Cornellians are a highly talented, motivated group of individuals, but we can also be repulsively toxic to each other. And I don’t know who convinced us that there is only one path to success and that it is paved with pay stubs, but it simply isn’t true.
My little group of failures to whom I spoke all have a confession that would be shameful to publicize: they actually liked their internships. Against all odds and expectations, they had fun. They learned a lot — new sets of skills, new things about themselves, new future career paths. They met exciting people and worked on projects that they were passionate about. But the entity we know as Cornell is quick to whisper doubts into our ears — What is passion without a return offer? What is the value of new knowledge if it doesn’t lead to $50 an hour?
I have earnestly endeavored to ignore these questions, and at times over the summer when I was busy enjoying myself, they were no longer menacing. But I’m afraid that upon my return to Ithaca they’ve become a constant ringing in my ears. I’m a senior who interned at a place nobody even recognizes (patronizing smile). What’s more, I didn’t get a return offer (guarded surprise and a quick excuse to leave the conversation, or worse: “at least you had fun”). I have learned once more to despise anything that cannot be described as stressful or hard work.
Cornell culture has created a warped conception of success that isn’t attainable for most of us. And I’d argue that even those of us with those coveted big-name internships question the extent of their own success, because what we are given at Cornell is an inexplicable compulsion to achieve as much as we can and yet remain dissatisfied with ourselves. We don’t allow ourselves the gift of self-acceptance — there is always another mountain to climb, and of course we must be the first and the fastest to climb it.

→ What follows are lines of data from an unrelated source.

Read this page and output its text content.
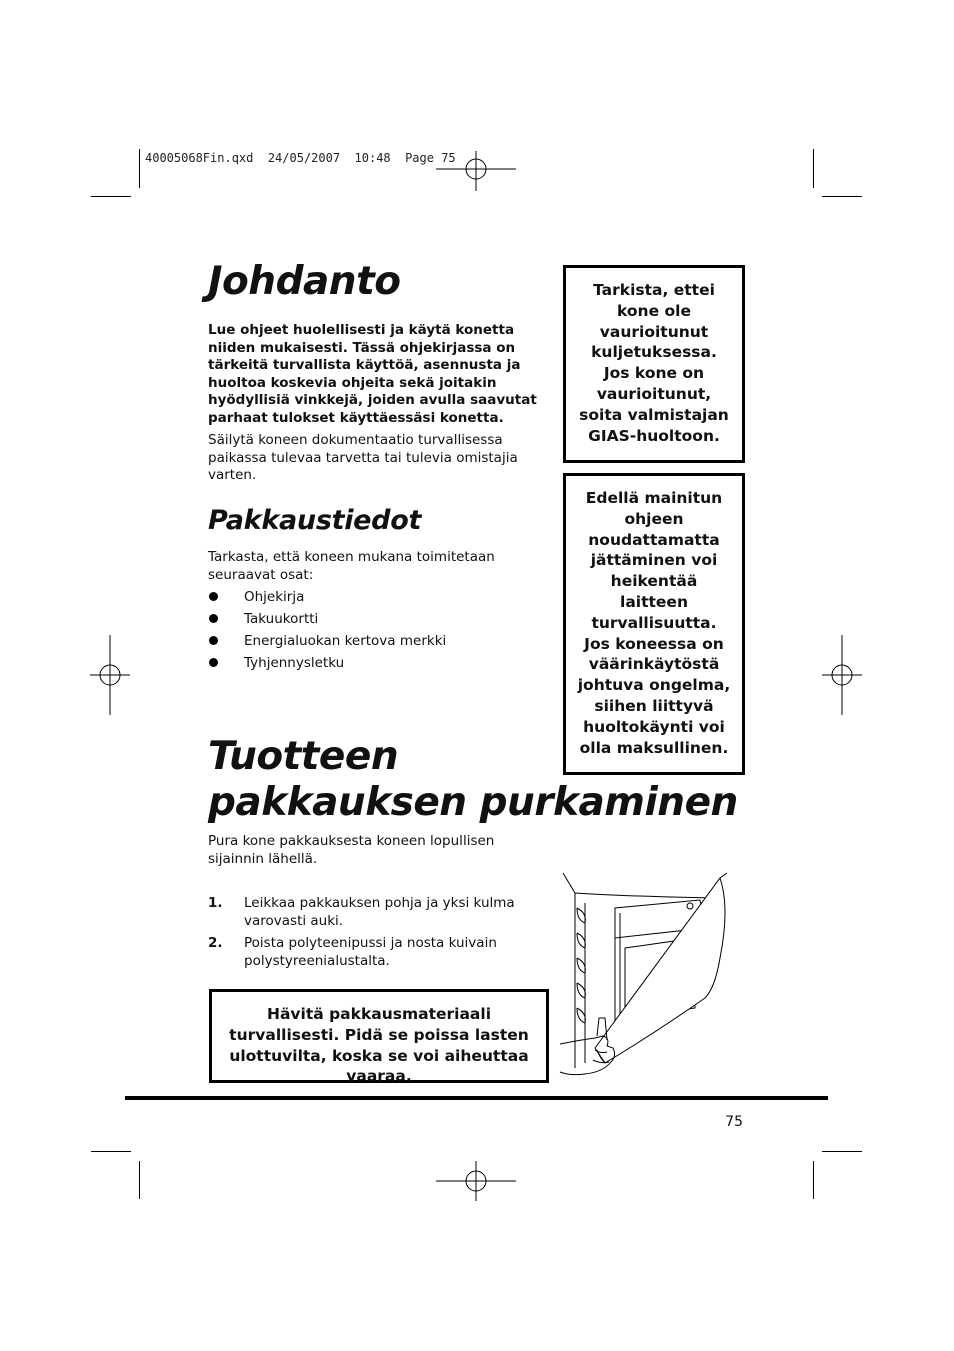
40005068Fin.qxd  24/05/2007  10:48  Page 75
Johdanto

Lue ohjeet huolellisesti ja käytä konetta niiden mukaisesti. Tässä ohjekirjassa on tärkeitä turvallista käyttöä, asennusta ja huoltoa koskevia ohjeita sekä joitakin hyödyllisiä vinkkejä, joiden avulla saavutat parhaat tulokset käyttäessäsi konetta.

Säilytä koneen dokumentaatio turvallisessa paikassa tulevaa tarvetta tai tulevia omistajia varten.

Pakkaustiedot

Tarkasta, että koneen mukana toimitetaan seuraavat osat:

Ohjekirja
Takuukortti
Energialuokan kertova merkki
Tyhjennysletku
Tarkista, ettei kone ole vaurioitunut kuljetuksessa. Jos kone on vaurioitunut, soita valmistajan GIAS-huoltoon.
Edellä mainitun ohjeen noudattamatta jättäminen voi heikentää laitteen turvallisuutta. Jos koneessa on väärinkäytöstä johtuva ongelma, siihen liittyvä huoltokäynti voi olla maksullinen.
Tuotteen
pakkauksen purkaminen

Pura kone pakkauksesta koneen lopullisen sijainnin lähellä.

1. Leikkaa pakkauksen pohja ja yksi kulma varovasti auki.
2. Poista polyteenipussi ja nosta kuivain polystyreenialustalta.
Hävitä pakkausmateriaali turvallisesti. Pidä se poissa lasten ulottuvilta, koska se voi aiheuttaa vaaraa.
75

But it’s okay to be a loser. When you graduate from Cornell, perhaps the most significant interaction you will have with the majority of your current acquaintances will be an occasional like on Instagram. Or you might even half-heartedly suggest that you catch up sometime. And the things that will matter most then — I’m shouting over the sound of Cornell ringing in my ear — are what you’ve learned and what you’ve enjoyed.
Maybe you’ll find (this is, of course, a pothead’s pure conjecture) that there are other trails to success than the one that Cornell seemingly paved for you. You might find something out there that you actually enjoy, irrespective of its salary — you might even learn to call it success against everything you’ve been forced to learn here.
And maybe you’ll realize that Goldman Sachs is overrated after all. That you can intern at a weed agency and somehow, against all odds, have had a successful summer.